A l'instigation de Kirk Kerkorian, l'un des principaux actionnaires de General Motors via sa société d'investissement Tracinda (9,9% de GM), l'hypothèse du mariage du siècle dans l'automobile commence à prendre corps. Renault et Nissan ne se seraient pas opposés au projet d'ouvrir leur alliance à GM. Selon des rumeurs de presse, les deux sociétés - liées depuis 1999 par des participations respectives de 44% et 15% - pourraient acquérir chacune 10% du numéro un mondial.

Nissan a été le premier à réagir à la missive transmise vendredi par Kirk Kerkorian aux trois constructeurs. Les Nippons ont indiqué lundi être favorable à «des discussions exploratoires concernant une alliance potentielle, sous condition que GM soutienne [...] la proposition de ses actionnaires». Pour mener les pourparlers, Nissan délègue les pouvoirs nécessaires à son président, Carlos Ghosn. De son côté, le conseil d'administration de la marque au losange a jugé que des discussions avec General Motors sur une éventuelle alliance «pourraient être engagées» si l'américain le propose.

Pour la communauté financière, ce mariage équivaudrait à une somme d'opportunités mais aussi de risques. Chevreux estime que cette union «renforcerait la puissance de feu de l'alliance en recherche et développement à une époque où l'industrie est confrontée à de considérables défis technologiques», tels que la nécessité de s'adapter à la cherté du pétrole et aux contraintes en matière d'émissions polluantes. Pour le reste, les analystes ne dissimulaient pas leur scepticisme: «Les difficultés de GM en Amérique du Nord sont liées au chiffre d'affaires et à des problèmes de marque, pour lesquels ni Nissan ni Renault ne peuvent aider», jugeait ainsi Deutsche Bank, citée par l'AFP. En tout état de cause, selon Chevreux, l'opération serait «contraire aux intérêts des actionnaires de Renault au moins pour les trois années à venir», notamment en raison des répercussions qu'elle aurait sur l'emploi du temps de son patron.
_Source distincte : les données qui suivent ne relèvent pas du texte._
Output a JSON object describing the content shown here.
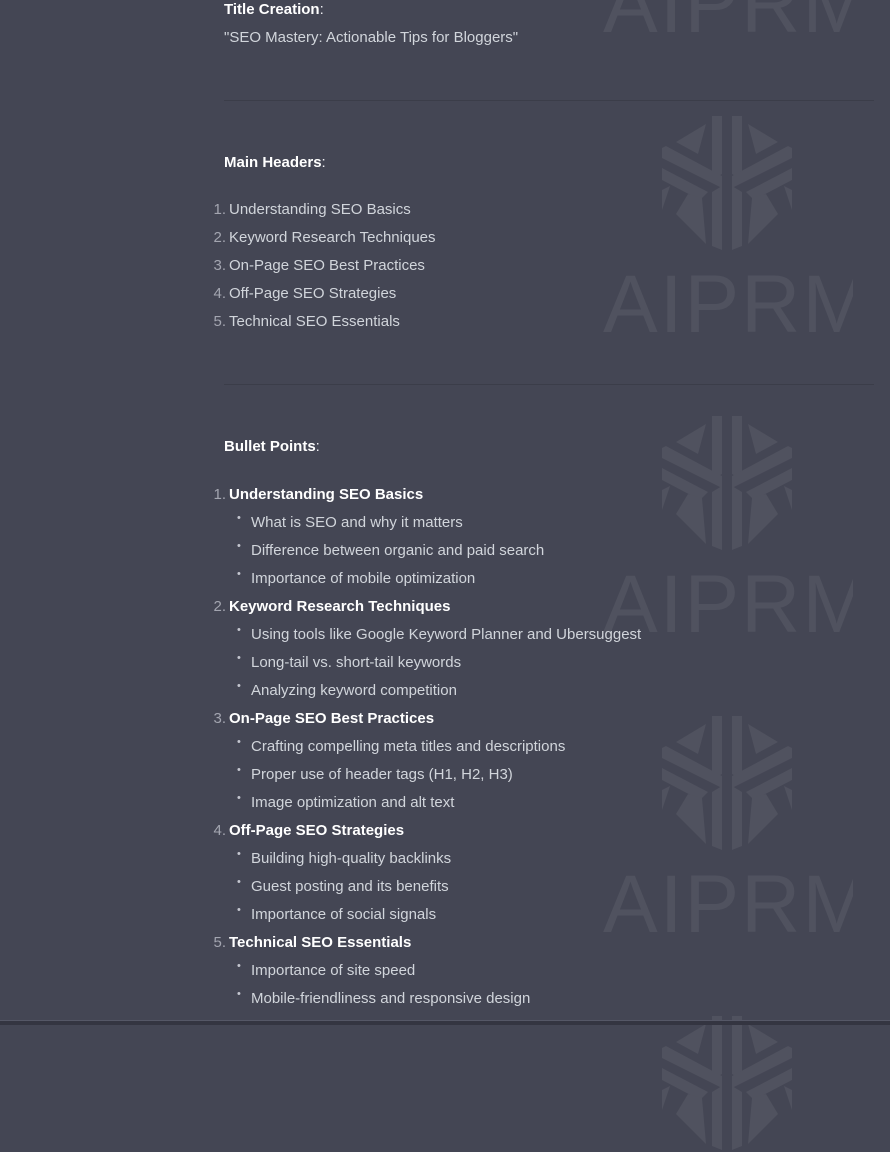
{
  "watermark": {
    "text": "AIPRM",
    "icon": "aiprm-logo-icon"
  },
  "title_section": {
    "label": "Title Creation",
    "colon": ":",
    "value": "\"SEO Mastery: Actionable Tips for Bloggers\""
  },
  "main_headers": {
    "label": "Main Headers",
    "colon": ":",
    "items": [
      {
        "num": "1.",
        "text": "Understanding SEO Basics"
      },
      {
        "num": "2.",
        "text": "Keyword Research Techniques"
      },
      {
        "num": "3.",
        "text": "On-Page SEO Best Practices"
      },
      {
        "num": "4.",
        "text": "Off-Page SEO Strategies"
      },
      {
        "num": "5.",
        "text": "Technical SEO Essentials"
      }
    ]
  },
  "bullet_points": {
    "label": "Bullet Points",
    "colon": ":",
    "bullet_glyph": "•",
    "sections": [
      {
        "num": "1.",
        "title": "Understanding SEO Basics",
        "bullets": [
          "What is SEO and why it matters",
          "Difference between organic and paid search",
          "Importance of mobile optimization"
        ]
      },
      {
        "num": "2.",
        "title": "Keyword Research Techniques",
        "bullets": [
          "Using tools like Google Keyword Planner and Ubersuggest",
          "Long-tail vs. short-tail keywords",
          "Analyzing keyword competition"
        ]
      },
      {
        "num": "3.",
        "title": "On-Page SEO Best Practices",
        "bullets": [
          "Crafting compelling meta titles and descriptions",
          "Proper use of header tags (H1, H2, H3)",
          "Image optimization and alt text"
        ]
      },
      {
        "num": "4.",
        "title": "Off-Page SEO Strategies",
        "bullets": [
          "Building high-quality backlinks",
          "Guest posting and its benefits",
          "Importance of social signals"
        ]
      },
      {
        "num": "5.",
        "title": "Technical SEO Essentials",
        "bullets": [
          "Importance of site speed",
          "Mobile-friendliness and responsive design"
        ]
      }
    ]
  }
}
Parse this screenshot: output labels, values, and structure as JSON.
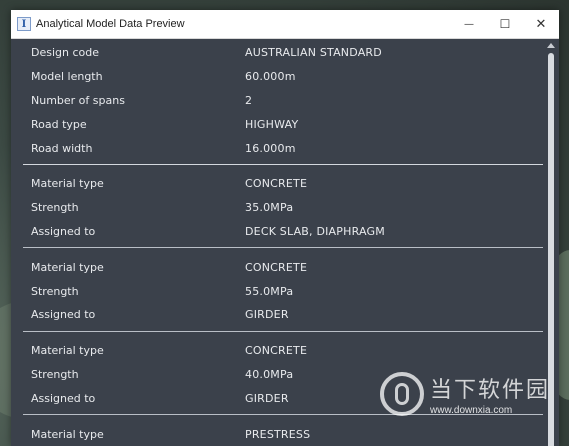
{
  "window": {
    "title": "Analytical Model Data Preview",
    "app_icon": "I",
    "minimize_glyph": "—",
    "maximize_glyph": "☐",
    "close_glyph": "✕"
  },
  "general": [
    {
      "label": "Design code",
      "value": "AUSTRALIAN STANDARD"
    },
    {
      "label": "Model length",
      "value": "60.000m"
    },
    {
      "label": "Number of spans",
      "value": "2"
    },
    {
      "label": "Road type",
      "value": "HIGHWAY"
    },
    {
      "label": "Road width",
      "value": "16.000m"
    }
  ],
  "materials": [
    [
      {
        "label": "Material type",
        "value": "CONCRETE"
      },
      {
        "label": "Strength",
        "value": "35.0MPa"
      },
      {
        "label": "Assigned to",
        "value": "DECK SLAB, DIAPHRAGM"
      }
    ],
    [
      {
        "label": "Material type",
        "value": "CONCRETE"
      },
      {
        "label": "Strength",
        "value": "55.0MPa"
      },
      {
        "label": "Assigned to",
        "value": "GIRDER"
      }
    ],
    [
      {
        "label": "Material type",
        "value": "CONCRETE"
      },
      {
        "label": "Strength",
        "value": "40.0MPa"
      },
      {
        "label": "Assigned to",
        "value": "GIRDER"
      }
    ],
    [
      {
        "label": "Material type",
        "value": "PRESTRESS"
      }
    ]
  ],
  "watermark": {
    "text": "当下软件园",
    "url": "www.downxia.com"
  }
}
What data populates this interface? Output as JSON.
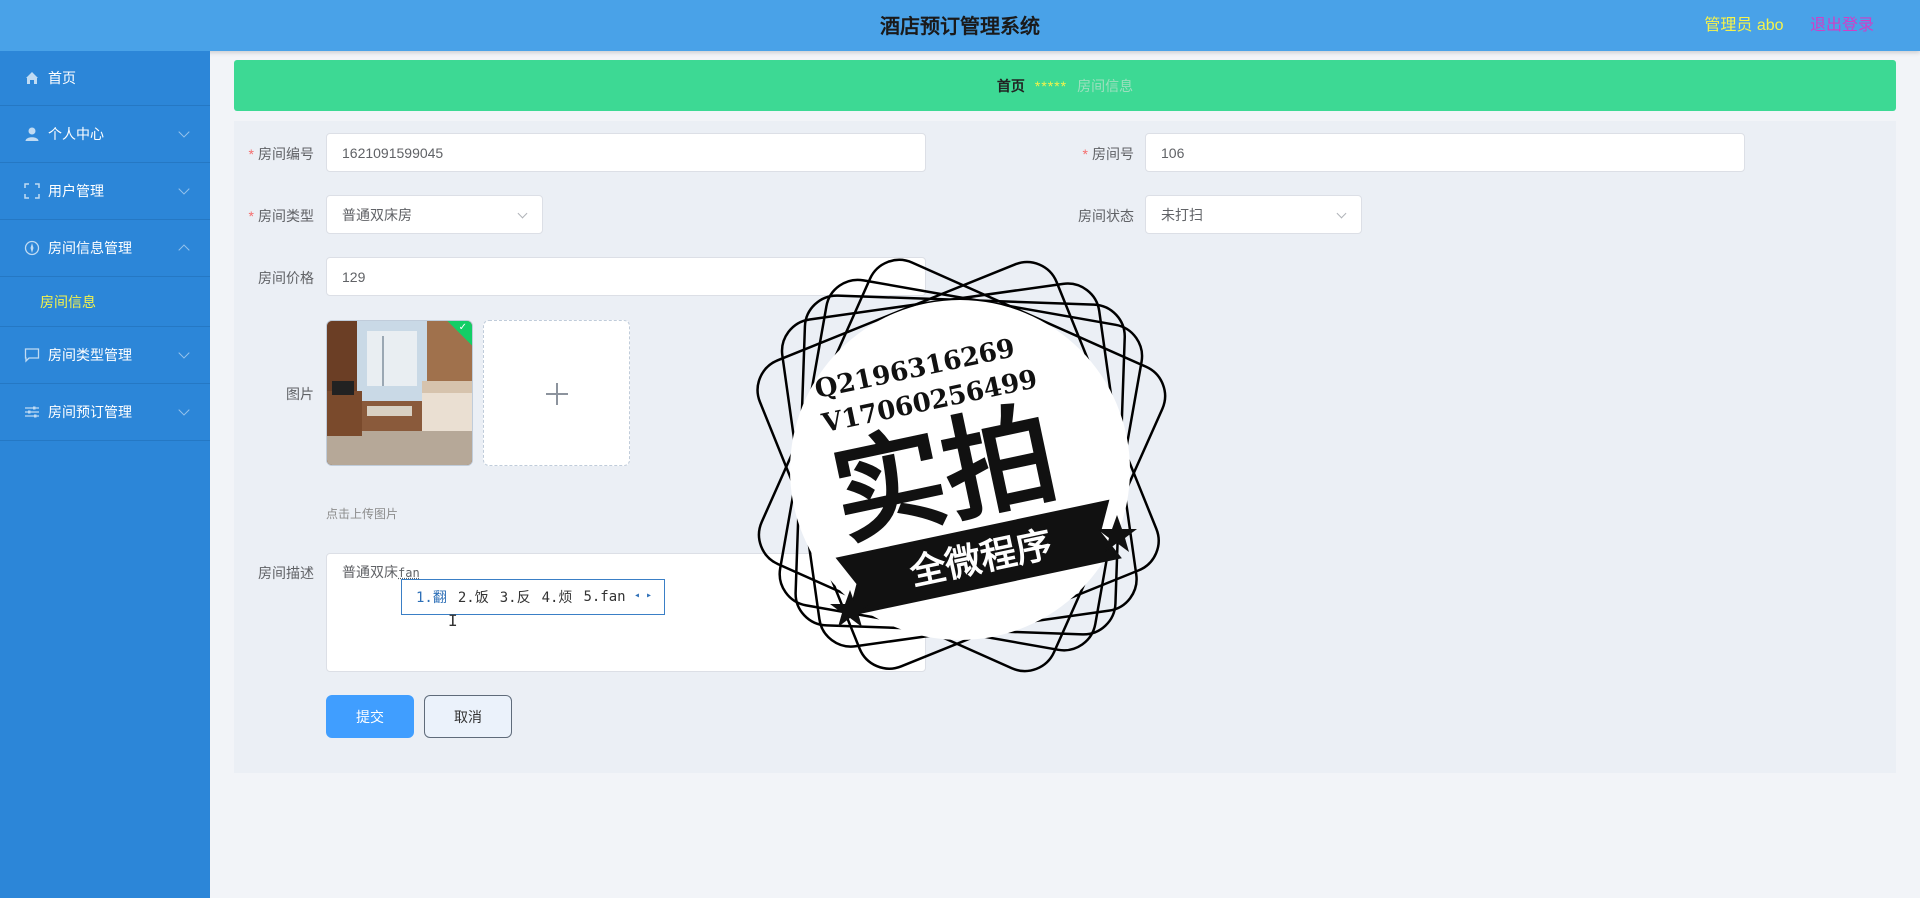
{
  "header": {
    "title": "酒店预订管理系统",
    "user_role": "管理员 abo",
    "logout": "退出登录"
  },
  "sidebar": {
    "items": [
      {
        "label": "首页",
        "icon": "home-icon"
      },
      {
        "label": "个人中心",
        "icon": "user-icon"
      },
      {
        "label": "用户管理",
        "icon": "users-frame-icon"
      },
      {
        "label": "房间信息管理",
        "icon": "compass-icon",
        "expanded": true,
        "children": [
          {
            "label": "房间信息"
          }
        ]
      },
      {
        "label": "房间类型管理",
        "icon": "chat-icon"
      },
      {
        "label": "房间预订管理",
        "icon": "sliders-icon"
      }
    ]
  },
  "breadcrumb": {
    "home": "首页",
    "separator": "*****",
    "current": "房间信息"
  },
  "form": {
    "room_id": {
      "label": "房间编号",
      "value": "1621091599045",
      "required": true
    },
    "room_no": {
      "label": "房间号",
      "value": "106",
      "required": true
    },
    "room_type": {
      "label": "房间类型",
      "value": "普通双床房",
      "required": true
    },
    "room_status": {
      "label": "房间状态",
      "value": "未打扫"
    },
    "room_price": {
      "label": "房间价格",
      "value": "129"
    },
    "image": {
      "label": "图片",
      "tip": "点击上传图片"
    },
    "description": {
      "label": "房间描述",
      "value": "普通双床",
      "ime_composition": "fan"
    },
    "submit": "提交",
    "cancel": "取消"
  },
  "ime": {
    "candidates": [
      "1.翻",
      "2.饭",
      "3.反",
      "4.烦",
      "5.fan"
    ],
    "selected_index": 0
  },
  "watermark": {
    "line1": "Q2196316269",
    "line2": "V17060256499",
    "main": "实拍",
    "banner": "全微程序"
  },
  "colors": {
    "header": "#49a2e8",
    "sidebar": "#2c86d8",
    "breadcrumb": "#3dd994",
    "accent": "#409eff",
    "highlight": "#f6f34a"
  }
}
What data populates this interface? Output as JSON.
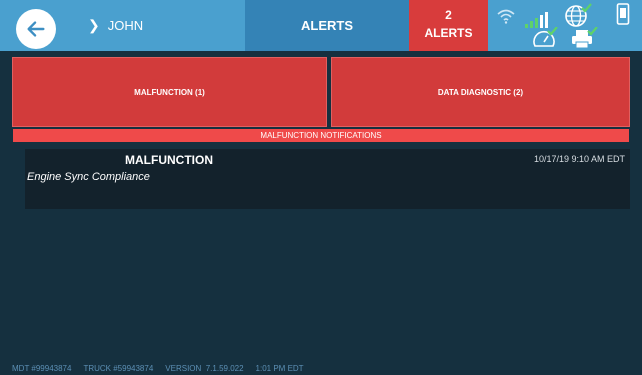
{
  "header": {
    "breadcrumb": "JOHN",
    "title": "ALERTS",
    "alert_count": "2",
    "alert_label": "ALERTS"
  },
  "icons": {
    "back": "arrow-left-icon",
    "chevron": "chevron-right-icon",
    "wifi": "wifi-icon",
    "signal": "signal-bars-icon",
    "globe": "globe-icon",
    "phone": "phone-icon",
    "gauge": "gauge-icon",
    "printer": "printer-icon"
  },
  "buttons": {
    "malfunction": "MALFUNCTION (1)",
    "data_diagnostic": "DATA DIAGNOSTIC (2)"
  },
  "section_title": "MALFUNCTION NOTIFICATIONS",
  "notification": {
    "title": "MALFUNCTION",
    "subtitle": "Engine Sync Compliance",
    "timestamp": "10/17/19 9:10 AM EDT"
  },
  "footer": {
    "mdt": "MDT #99943874",
    "truck": "TRUCK #59943874",
    "version": "VERSION  7.1.59.022",
    "time": "1:01 PM EDT"
  },
  "colors": {
    "header_bg": "#4aa0cf",
    "tab_active": "#3483b6",
    "alert_red": "#d83c3c",
    "body_bg": "#15303f",
    "check_green": "#5ed26a"
  }
}
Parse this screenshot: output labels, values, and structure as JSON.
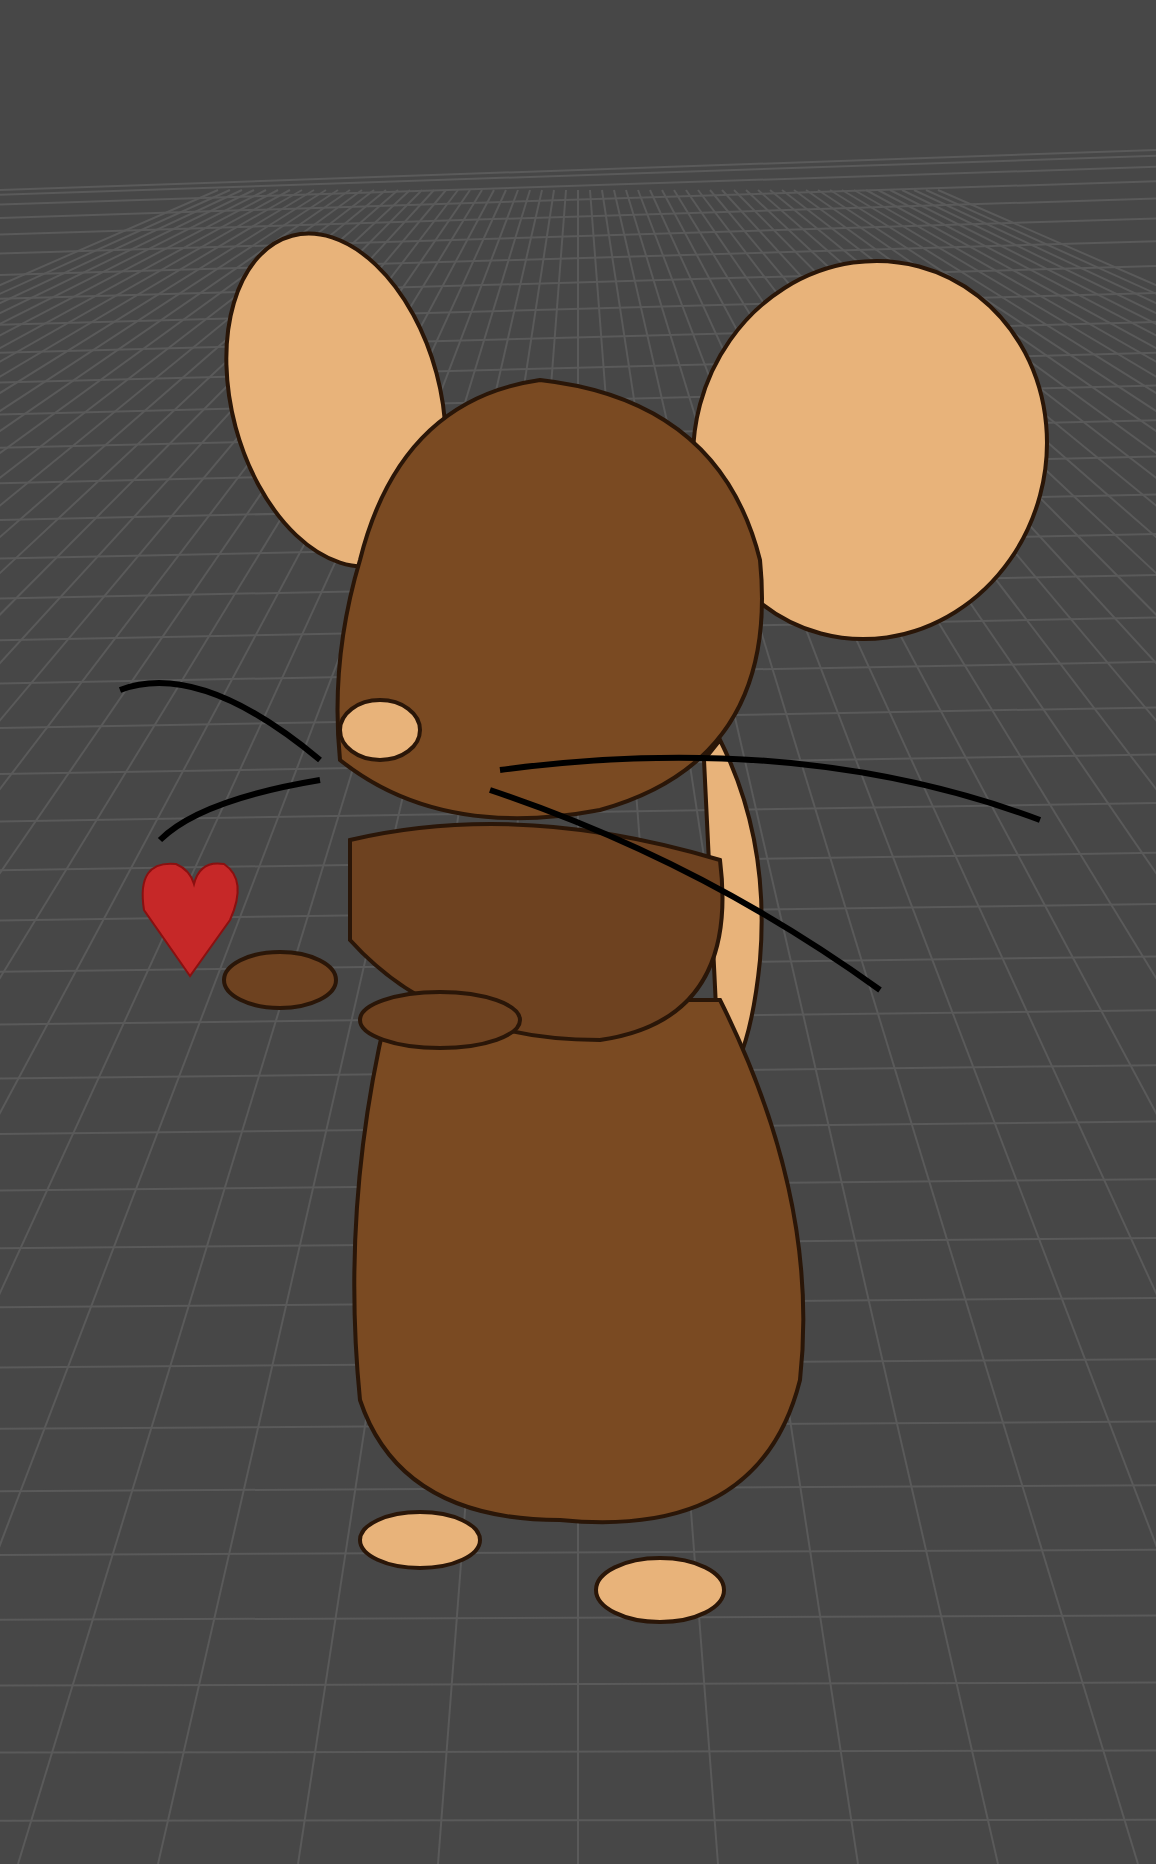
{
  "viewport": {
    "grid": true,
    "model": {
      "kind": "mouse",
      "holding_heart": true
    }
  }
}
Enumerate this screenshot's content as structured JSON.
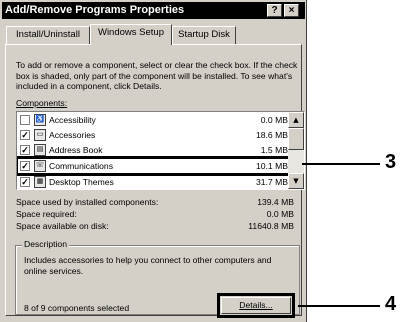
{
  "window": {
    "title": "Add/Remove Programs Properties",
    "help_glyph": "?",
    "close_glyph": "×"
  },
  "tabs": [
    {
      "label": "Install/Uninstall",
      "active": false
    },
    {
      "label": "Windows Setup",
      "active": true
    },
    {
      "label": "Startup Disk",
      "active": false
    }
  ],
  "intro": "To add or remove a component, select or clear the check box. If the check box is shaded, only part of the component will be installed. To see what's included in a component, click Details.",
  "components_label": "Components:",
  "components": [
    {
      "name": "Accessibility",
      "size": "0.0 MB",
      "checked": false,
      "icon": "accessibility-icon",
      "glyph": "♿"
    },
    {
      "name": "Accessories",
      "size": "18.6 MB",
      "checked": true,
      "icon": "accessories-icon",
      "glyph": "▭"
    },
    {
      "name": "Address Book",
      "size": "1.5 MB",
      "checked": true,
      "icon": "address-book-icon",
      "glyph": "▤"
    },
    {
      "name": "Communications",
      "size": "10.1 MB",
      "checked": true,
      "icon": "communications-icon",
      "glyph": "☏"
    },
    {
      "name": "Desktop Themes",
      "size": "31.7 MB",
      "checked": true,
      "icon": "desktop-themes-icon",
      "glyph": "▦"
    }
  ],
  "check_glyph": "✓",
  "stats": [
    {
      "label": "Space used by installed components:",
      "value": "139.4 MB"
    },
    {
      "label": "Space required:",
      "value": "0.0 MB"
    },
    {
      "label": "Space available on disk:",
      "value": "11640.8 MB"
    }
  ],
  "description": {
    "title": "Description",
    "text": "Includes accessories to help you connect to other computers and online services.",
    "selected_count": "8 of 9 components selected",
    "details_button": "Details..."
  },
  "callouts": {
    "communications": "3",
    "details": "4"
  }
}
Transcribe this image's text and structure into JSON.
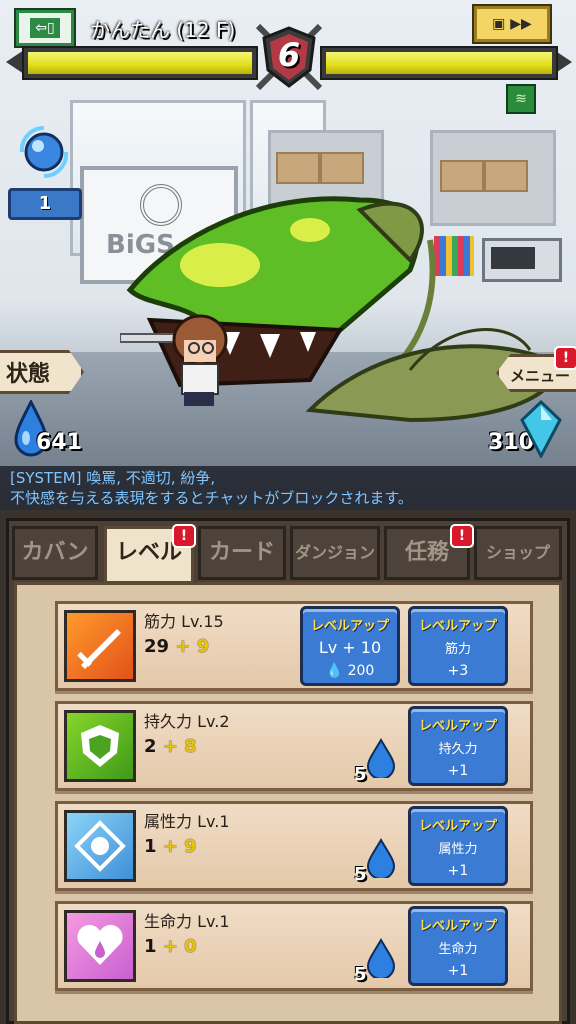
{
  "header": {
    "exit_icon": "exit-door-icon",
    "stage_title": "かんたん (12 F)",
    "turn_number": "6",
    "speed_icon": "fast-forward-icon",
    "player_hp_fraction": 1.0,
    "enemy_hp_fraction": 1.0
  },
  "hud": {
    "orb_count": "1",
    "status_label": "状態",
    "menu_label": "メニュー",
    "menu_alert": "!",
    "water_drops": "641",
    "gems": "310",
    "buff_icon": "wave-buff-icon"
  },
  "scene": {
    "sign_text": "BiGS"
  },
  "chat": {
    "line1": "[SYSTEM] 喚罵, 不適切, 紛争,",
    "line2": "不快感を与える表現をするとチャットがブロックされます。"
  },
  "tabs": [
    {
      "label": "カバン",
      "active": false
    },
    {
      "label": "レベル",
      "active": true,
      "alert": "!"
    },
    {
      "label": "カード",
      "active": false
    },
    {
      "label": "ダンジョン",
      "active": false
    },
    {
      "label": "任務",
      "active": false,
      "alert": "!"
    },
    {
      "label": "ショップ",
      "active": false
    }
  ],
  "stats": [
    {
      "name": "筋力 Lv.15",
      "base": "29",
      "bonus": "+ 9",
      "icon": "sword-icon",
      "btn_lv": {
        "title": "レベルアップ",
        "line": "Lv + 10",
        "cost": "200"
      },
      "btn": {
        "title": "レベルアップ",
        "stat": "筋力",
        "amount": "+3"
      }
    },
    {
      "name": "持久力 Lv.2",
      "base": "2",
      "bonus": "+ 8",
      "icon": "shield-icon",
      "cost": "5",
      "btn": {
        "title": "レベルアップ",
        "stat": "持久力",
        "amount": "+1"
      }
    },
    {
      "name": "属性力 Lv.1",
      "base": "1",
      "bonus": "+ 9",
      "icon": "element-crystal-icon",
      "cost": "5",
      "btn": {
        "title": "レベルアップ",
        "stat": "属性力",
        "amount": "+1"
      }
    },
    {
      "name": "生命力 Lv.1",
      "base": "1",
      "bonus": "+ 0",
      "icon": "heart-icon",
      "cost": "5",
      "btn": {
        "title": "レベルアップ",
        "stat": "生命力",
        "amount": "+1"
      }
    }
  ],
  "colors": {
    "hp_yellow": "#e1de18",
    "button_blue": "#3c7bd3",
    "bonus_yellow": "#e6c30f",
    "alert_red": "#d8192b"
  }
}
Car l'enjeu du mariage esquissé par Kirk Kerkorian serait une affaire d'homme, bien plus qu'une question de synergies ou de coopération, estime Morgan Stanley. Une manière pour le milliardaire frustré par les difficultés de Rick Wagoner, le patron de GM, à redresser la barre, de faire monter la pression. Le géant de Detroit a encore vu ses ventes baisser de 26% sur un an en juin. Pour la banque, «Carlos Ghosn est un agent de changement. Il a fait des choses au Japon que personne n'aurait jugées possibles. GM a besoin de management, de produit et de direction [...]. Si l'opportunité en était donnée, le marché réagirait positivement à la présentation par Carlos Ghosn de sa vision d'un redressement de GM.»